Multi Packaging Solutions Announces Third Quarter Results
Marc Shore, Chief Executive Officer, commented, “We are pleased with our third fiscal quarter and nine months results notwithstanding certain challenges. Our nine-month EBITDA results were a record $205 million with a record EBITDA margin of 15.9%. Further, we have significantly deleveraged our balance sheet which includes an additional $15 million voluntary debt prepayment on March 9, 2016.

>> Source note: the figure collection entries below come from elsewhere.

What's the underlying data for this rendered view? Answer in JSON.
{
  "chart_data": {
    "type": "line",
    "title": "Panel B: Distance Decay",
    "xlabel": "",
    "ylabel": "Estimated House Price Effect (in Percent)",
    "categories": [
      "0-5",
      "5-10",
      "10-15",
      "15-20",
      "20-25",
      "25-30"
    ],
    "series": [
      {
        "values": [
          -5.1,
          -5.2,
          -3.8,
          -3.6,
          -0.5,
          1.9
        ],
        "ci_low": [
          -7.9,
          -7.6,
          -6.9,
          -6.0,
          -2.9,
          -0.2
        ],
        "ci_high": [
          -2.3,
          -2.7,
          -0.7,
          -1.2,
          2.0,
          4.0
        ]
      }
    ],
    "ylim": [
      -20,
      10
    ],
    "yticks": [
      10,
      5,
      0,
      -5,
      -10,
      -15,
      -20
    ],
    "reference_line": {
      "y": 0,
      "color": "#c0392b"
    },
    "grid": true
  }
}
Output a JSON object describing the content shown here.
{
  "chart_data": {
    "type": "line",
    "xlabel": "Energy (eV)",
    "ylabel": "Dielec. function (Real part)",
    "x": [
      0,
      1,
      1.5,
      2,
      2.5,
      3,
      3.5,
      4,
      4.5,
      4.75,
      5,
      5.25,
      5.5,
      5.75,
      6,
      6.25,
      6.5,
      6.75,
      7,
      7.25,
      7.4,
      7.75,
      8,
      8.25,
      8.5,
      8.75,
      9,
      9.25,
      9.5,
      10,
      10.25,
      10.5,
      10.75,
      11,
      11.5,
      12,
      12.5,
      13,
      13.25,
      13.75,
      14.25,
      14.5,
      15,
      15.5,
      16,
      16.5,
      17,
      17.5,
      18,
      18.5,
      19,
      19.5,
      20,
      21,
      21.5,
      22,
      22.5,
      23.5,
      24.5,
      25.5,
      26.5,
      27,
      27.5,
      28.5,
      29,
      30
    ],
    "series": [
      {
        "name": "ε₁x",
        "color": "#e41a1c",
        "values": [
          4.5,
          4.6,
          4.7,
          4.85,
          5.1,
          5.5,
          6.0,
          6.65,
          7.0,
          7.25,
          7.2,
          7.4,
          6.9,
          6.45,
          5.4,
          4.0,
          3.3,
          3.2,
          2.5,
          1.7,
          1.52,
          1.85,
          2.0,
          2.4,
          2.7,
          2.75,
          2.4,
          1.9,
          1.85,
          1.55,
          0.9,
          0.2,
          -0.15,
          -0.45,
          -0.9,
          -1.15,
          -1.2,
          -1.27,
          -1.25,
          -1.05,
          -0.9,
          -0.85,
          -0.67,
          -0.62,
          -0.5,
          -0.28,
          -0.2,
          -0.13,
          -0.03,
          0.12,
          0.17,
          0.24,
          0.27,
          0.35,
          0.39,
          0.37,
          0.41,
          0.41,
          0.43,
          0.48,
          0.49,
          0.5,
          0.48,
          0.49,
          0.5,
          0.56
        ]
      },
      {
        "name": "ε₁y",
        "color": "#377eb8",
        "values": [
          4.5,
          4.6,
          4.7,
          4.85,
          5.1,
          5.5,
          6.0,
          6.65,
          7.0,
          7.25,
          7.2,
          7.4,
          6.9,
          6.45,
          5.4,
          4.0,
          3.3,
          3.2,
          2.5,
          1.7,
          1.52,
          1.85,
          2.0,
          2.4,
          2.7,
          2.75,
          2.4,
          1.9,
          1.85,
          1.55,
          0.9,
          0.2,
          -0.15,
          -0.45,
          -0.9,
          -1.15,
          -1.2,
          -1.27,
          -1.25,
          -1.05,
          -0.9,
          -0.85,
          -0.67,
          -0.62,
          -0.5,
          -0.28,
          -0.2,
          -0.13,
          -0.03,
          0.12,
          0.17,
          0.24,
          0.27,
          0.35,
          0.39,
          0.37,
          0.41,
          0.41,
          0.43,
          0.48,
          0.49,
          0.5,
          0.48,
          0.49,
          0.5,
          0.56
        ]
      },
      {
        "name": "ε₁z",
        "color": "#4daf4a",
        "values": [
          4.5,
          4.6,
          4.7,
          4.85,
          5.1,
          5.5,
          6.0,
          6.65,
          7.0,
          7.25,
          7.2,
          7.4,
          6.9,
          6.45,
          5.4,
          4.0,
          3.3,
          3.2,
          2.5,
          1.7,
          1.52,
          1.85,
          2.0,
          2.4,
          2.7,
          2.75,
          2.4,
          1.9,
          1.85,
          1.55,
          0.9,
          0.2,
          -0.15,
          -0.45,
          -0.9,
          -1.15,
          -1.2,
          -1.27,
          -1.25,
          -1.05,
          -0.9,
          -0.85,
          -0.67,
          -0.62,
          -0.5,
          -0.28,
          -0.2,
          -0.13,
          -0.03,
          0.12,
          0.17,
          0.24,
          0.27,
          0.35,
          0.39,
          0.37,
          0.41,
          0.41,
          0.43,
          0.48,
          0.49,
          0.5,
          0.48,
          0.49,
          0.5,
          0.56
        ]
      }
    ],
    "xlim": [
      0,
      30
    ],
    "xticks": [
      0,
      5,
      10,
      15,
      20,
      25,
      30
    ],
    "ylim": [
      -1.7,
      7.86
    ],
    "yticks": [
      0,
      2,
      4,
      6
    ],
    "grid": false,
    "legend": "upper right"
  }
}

On the negative side, foreign exchange rates impacted EBITDA by $12.2 million year to date, the cold and flu season was soft, and certain consumer customers had lower than expected sales. On the positive side, global and cross selling sales initiatives are beginning to generate meaningful traction and operational improvements continue. We have successfully integrated our acquisitions, have achieved our original synergy targets, and will continue to optimize our operations over the next several quarters. For example, we have announced the intention to relocate our Stuttgart, Germany business and are working with the European Works Councils to this end. We expect to consolidate this facility into other existing facilities in Germany in order to better serve our customers and gain operational efficiencies. Our plans also include evaluating several other opportunities over the next few quarters in order to maximize the efficiency of our global manufacturing footprint. In connection with these plans, the Company expects to record $5 million of restructuring and closure cost charges over the next four quarters. We look forward to continued progress in global and cross selling sales initiatives, further self-help operational improvements and margin improvement, and opportunistic tuck–in acquisitions like Chicago Paper Tube in the quarters to come.